With new data sources comes a pressing need to ensure responsible AI.

Only 35% of global consumers today trust organisations’ use of AI, making it essential for insurers to build trust among customers. Transparent communication, strict compliance with data privacy guidelines, and participation in AI governance initiatives like the Monetary Authority of Singapore’s Veritas consortium, must be the way forward for insurers.

“To build trust, we must balance the value we can give customers for their data with the assurance that the correct standards and security protocols are followed,” says Kaushal.

Insurers – a trusted life-partner in a pre-emptive, automated landscape

Will automation and AI make the human touch obsolete? Not at all. Though insurance is traditionally a low-touch business, insurers must continue to engage with their customers to secure strong customer loyalty. This engagement can come through exceptional customer service as well as a strong brand identity.
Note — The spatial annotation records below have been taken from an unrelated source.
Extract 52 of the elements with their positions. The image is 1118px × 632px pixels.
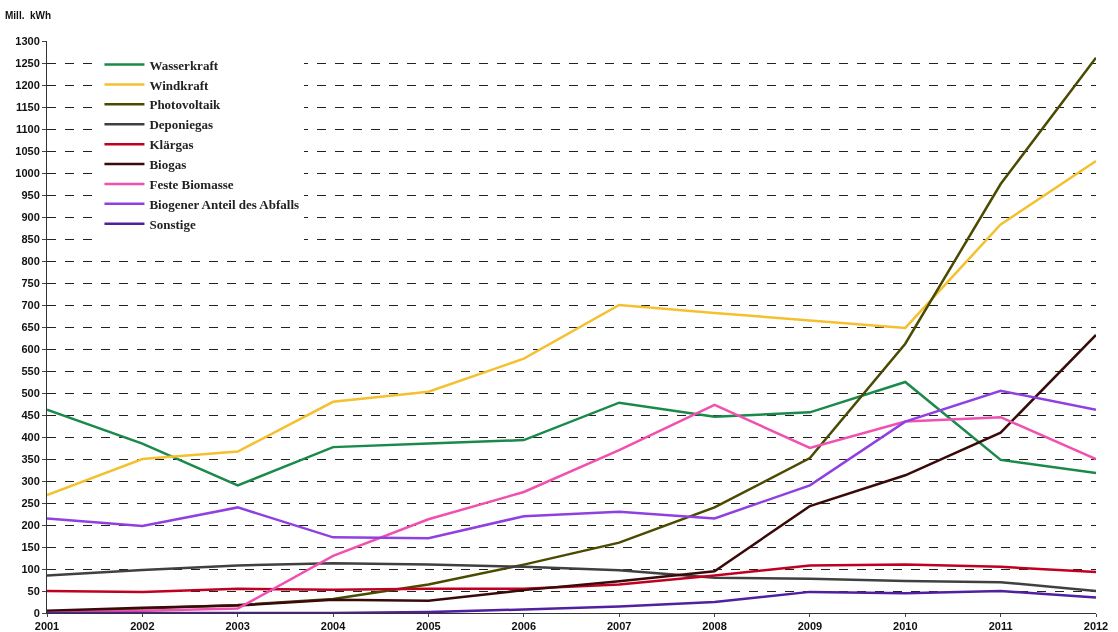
y-tick-label: 300 [21, 474, 40, 487]
y-axis-title: Mill. kWh [5, 10, 52, 21]
y-tick-label: 400 [21, 430, 40, 443]
y-tick-label: 650 [21, 320, 40, 333]
y-tick-label: 1000 [15, 166, 40, 179]
line-series [47, 380, 1096, 487]
y-tick-label: 450 [21, 408, 40, 421]
y-tick-label: 950 [21, 188, 40, 201]
legend-label: Klärgas [149, 137, 194, 153]
y-tick-label: 250 [21, 496, 40, 509]
line-series [47, 159, 1096, 497]
y-tick-label: 600 [21, 342, 40, 355]
y-tick-label: 50 [27, 584, 40, 597]
x-tick-label: 2007 [606, 620, 632, 632]
y-tick-label: 150 [21, 540, 40, 553]
y-tick-label: 1100 [15, 122, 40, 135]
legend-label: Photovoltaik [149, 97, 221, 113]
x-tick-label: 2006 [511, 620, 537, 632]
legend-label: Wasserkraft [149, 57, 219, 73]
y-tick-label: 0 [33, 606, 40, 619]
legend-label: Deponiegas [149, 117, 214, 133]
y-tick-label: 1200 [15, 78, 40, 91]
x-tick-label: 2008 [702, 620, 727, 632]
legend-label: Feste Biomasse [149, 177, 234, 192]
y-tick-label: 550 [21, 364, 40, 377]
y-tick-label: 800 [21, 254, 40, 267]
legend-label: Biogas [149, 157, 187, 173]
y-tick-label: 850 [21, 232, 40, 245]
x-tick-label: 2005 [416, 620, 441, 632]
y-tick-label: 750 [21, 276, 40, 289]
y-tick-label: 500 [21, 386, 40, 399]
y-tick-label: 1300 [15, 34, 40, 47]
y-tick-label: 200 [21, 518, 40, 531]
y-tick-label: 700 [21, 298, 40, 311]
x-tick-label: 2003 [225, 620, 250, 632]
x-tick-label: 2010 [893, 620, 918, 632]
y-tick-label: 1050 [15, 144, 40, 157]
y-tick-label: 1250 [15, 56, 40, 69]
x-tick-label: 2009 [797, 620, 823, 632]
x-tick-label: 2011 [988, 620, 1013, 632]
line-series [47, 389, 1096, 540]
x-tick-label: 2012 [1083, 620, 1109, 632]
y-tick-label: 900 [21, 210, 40, 223]
x-tick-label: 2001 [34, 620, 60, 632]
y-tick-label: 350 [21, 452, 40, 465]
y-tick-label: 1150 [15, 100, 40, 113]
y-tick-label: 100 [21, 562, 40, 575]
x-tick-label: 2002 [130, 620, 155, 632]
x-tick-label: 2004 [320, 620, 347, 632]
legend-label: Sonstige [149, 216, 196, 232]
legend-label: Biogener Anteil des Abfalls [149, 196, 300, 212]
legend-label: Windkraft [149, 77, 210, 93]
Even as end-to-end automation of insurance processes becomes possible, the value of the human agent cannot be overlooked. 49% of insurance customers would trust a human advisor when making claims, whereas just 7% would trust a chatbot. The agent of the future must be ready to deliver thoughtful customer support at such crucial moments – drawing on AI-enabled insights to personalise their service.

To stand out in an increasingly competitive landscape, companies will also need to harness the power of brand-building. An authentic brand purpose gives a sense of meaning to insurance products – enhancing the ultimate goal of adding value to customers’ experiences.